Delivering immeasurable volumes of snark about movies and anything else that pops into my head
Wednesday, January 9, 2019
Review: "A Dog's Way Home"
Two years ago W. Bruce Cameron's novel "A Dog's Purpose" became a smash hit, barraging us with waves of pooch-ie cuteness and pathos. No surprise that he wrote another book and they've made another movie out of it, "A Dog's Way Home."
Instead of a metaphysical musing about a dog's living through multiple lifetimes as it figures out its role in the cosmos, here the protagonist, Bella (emotively voice by Bryce Dallas Howard), knows from the get-go what her purpose is: to be there for her human, Lucas. He's played by Jonah Hauer-King, who's tall and non-threatening and has impossible dimples.
They get separated by circumstance and Bella has to undertake an epic journey across two states to find her way home. These include encounters with humans good and bad, face-offs with wolves and an unlikely partnership with a CGI mountain lion. It's a little bit scary, a little bit sad, a little bit sappy and a whole lot adorable.
I felt about this movie the same as I did its predecessor: it's a great big cream-puff of a movie, unambitious but undeniably sweet. It's the rare family picture that will please audiences from 3 to 93.
You know Bella's going to reunite with Lucas in the end, but it's still a tender moment. My 5-year-old bawled tears of joy. (Dad may have had something in his eye, too...)
Bellas begins life living in a condemned wreck of a house along with dozens of cats. When her mother is impounded by the meanie animal control officer, she's raised by a "mother cat" and later joins up with Lucas, who lives across the street and works in a VA clinic that treats troubled vets. One of them is his mother (Ashley Judd), whose depression is helped by a scrabby pup.
Because she's a pit bull mix -- although the actress dog looks more like a lab/shepherd blend to these eyes -- the Denver city ordinance prevents her from being off her home property. Transferred to a temporary stay in New Mexico with some friends while Lucas sorts things out, she jumps the fence and her travails begin.
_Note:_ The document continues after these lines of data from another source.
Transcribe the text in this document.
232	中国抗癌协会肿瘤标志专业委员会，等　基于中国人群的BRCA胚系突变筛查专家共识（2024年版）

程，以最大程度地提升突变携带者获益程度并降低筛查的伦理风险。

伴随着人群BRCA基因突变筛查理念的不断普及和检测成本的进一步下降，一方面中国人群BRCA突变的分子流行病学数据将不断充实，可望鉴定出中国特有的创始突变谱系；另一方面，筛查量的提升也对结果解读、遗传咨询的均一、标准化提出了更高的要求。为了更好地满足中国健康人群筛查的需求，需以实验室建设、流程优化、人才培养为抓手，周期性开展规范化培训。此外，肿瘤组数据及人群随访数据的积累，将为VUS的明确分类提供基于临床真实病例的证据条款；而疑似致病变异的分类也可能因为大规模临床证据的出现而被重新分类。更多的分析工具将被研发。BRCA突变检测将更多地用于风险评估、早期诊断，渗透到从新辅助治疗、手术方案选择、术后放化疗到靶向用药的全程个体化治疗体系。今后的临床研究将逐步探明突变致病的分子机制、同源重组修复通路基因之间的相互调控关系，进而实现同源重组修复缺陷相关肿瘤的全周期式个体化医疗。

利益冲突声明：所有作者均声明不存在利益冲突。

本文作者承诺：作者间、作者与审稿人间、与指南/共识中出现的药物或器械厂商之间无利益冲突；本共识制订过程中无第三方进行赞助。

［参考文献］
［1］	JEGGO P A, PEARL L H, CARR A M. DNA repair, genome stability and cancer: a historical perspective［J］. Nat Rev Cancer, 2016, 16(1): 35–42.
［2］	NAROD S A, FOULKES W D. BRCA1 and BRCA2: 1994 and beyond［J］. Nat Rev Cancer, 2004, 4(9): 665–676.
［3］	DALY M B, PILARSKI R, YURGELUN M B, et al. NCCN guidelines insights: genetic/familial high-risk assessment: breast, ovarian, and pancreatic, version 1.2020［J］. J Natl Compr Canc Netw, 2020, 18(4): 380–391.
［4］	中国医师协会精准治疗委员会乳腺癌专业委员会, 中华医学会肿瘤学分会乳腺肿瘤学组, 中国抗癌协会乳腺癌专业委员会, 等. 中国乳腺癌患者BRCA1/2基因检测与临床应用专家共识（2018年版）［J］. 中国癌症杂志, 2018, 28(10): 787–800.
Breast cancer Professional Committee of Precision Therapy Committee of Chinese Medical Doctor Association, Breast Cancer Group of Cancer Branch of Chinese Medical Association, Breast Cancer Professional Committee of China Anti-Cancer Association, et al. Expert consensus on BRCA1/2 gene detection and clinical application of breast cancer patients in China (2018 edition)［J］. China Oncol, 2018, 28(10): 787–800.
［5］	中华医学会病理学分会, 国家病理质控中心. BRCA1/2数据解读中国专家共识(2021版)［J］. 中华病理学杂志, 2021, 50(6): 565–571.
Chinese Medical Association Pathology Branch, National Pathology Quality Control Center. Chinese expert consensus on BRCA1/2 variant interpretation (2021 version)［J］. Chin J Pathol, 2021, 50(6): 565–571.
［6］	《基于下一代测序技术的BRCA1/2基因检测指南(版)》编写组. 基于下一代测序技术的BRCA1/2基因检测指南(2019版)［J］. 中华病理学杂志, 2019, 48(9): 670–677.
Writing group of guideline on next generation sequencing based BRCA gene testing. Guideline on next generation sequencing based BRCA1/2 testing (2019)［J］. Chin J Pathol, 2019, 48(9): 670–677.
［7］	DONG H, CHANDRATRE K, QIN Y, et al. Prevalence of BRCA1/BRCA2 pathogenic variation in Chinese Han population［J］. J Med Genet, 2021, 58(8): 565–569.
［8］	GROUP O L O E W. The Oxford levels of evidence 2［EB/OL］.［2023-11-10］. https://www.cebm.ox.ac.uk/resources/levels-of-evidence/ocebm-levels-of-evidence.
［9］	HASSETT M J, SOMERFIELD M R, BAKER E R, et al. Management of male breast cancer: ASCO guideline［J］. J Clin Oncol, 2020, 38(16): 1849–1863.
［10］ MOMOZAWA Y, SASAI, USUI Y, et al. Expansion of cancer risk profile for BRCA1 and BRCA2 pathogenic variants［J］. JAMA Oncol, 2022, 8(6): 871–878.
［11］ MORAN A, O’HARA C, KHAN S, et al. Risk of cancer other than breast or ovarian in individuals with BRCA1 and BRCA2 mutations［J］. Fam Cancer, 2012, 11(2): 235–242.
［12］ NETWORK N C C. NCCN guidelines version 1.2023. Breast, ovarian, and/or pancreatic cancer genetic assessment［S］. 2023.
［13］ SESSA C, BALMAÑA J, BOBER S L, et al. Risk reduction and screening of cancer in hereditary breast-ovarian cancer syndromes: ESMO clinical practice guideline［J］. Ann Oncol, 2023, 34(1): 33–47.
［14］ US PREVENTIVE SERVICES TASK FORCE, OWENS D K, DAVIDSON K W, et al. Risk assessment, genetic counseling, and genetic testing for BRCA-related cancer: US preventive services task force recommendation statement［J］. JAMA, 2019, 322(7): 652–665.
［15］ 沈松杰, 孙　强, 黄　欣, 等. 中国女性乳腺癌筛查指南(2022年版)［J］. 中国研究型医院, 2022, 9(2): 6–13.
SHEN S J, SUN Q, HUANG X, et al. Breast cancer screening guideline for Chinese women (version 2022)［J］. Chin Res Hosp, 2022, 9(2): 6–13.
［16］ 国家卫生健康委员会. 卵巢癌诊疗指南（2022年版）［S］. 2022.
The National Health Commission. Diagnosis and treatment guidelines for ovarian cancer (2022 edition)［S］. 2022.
I won't belabor all her journey, though a few incidents stand out. This includes coming across a baby cougar whose mother is killed by hunters, which allows Bella to become a cat mother herself to the critter she dubs "big kitten." For awhile she becomes the (rather coerced) companion of Axel (Edward James Olmos), a homeless veteran who's desperate for a friend.
After an avalanche fells the owner of a border collie named Dutch, Bella finds herself paired up in an ad-hoc foster family with a nice gay couple. Bella likes it there, appreciates the companionship and security. But always she feels the pull of "an invisible leash" urging her to return to Lucas.
The movie is directed by Charles Martin Smith, who knows from dog tales having starred in the lovely "The Company of Wolves" back in the day. The screenplay is by Cameron and Cathryn Michon, who also co-wrote "Purpose" and previously collaborated on a non-dog movie, "Muffin Top: A Love Story."
It's brightly-shot, with pitch-perfect animal expressions and a few decent human ones, too. What can I say? Only a certified dog-hater could dislike this flick.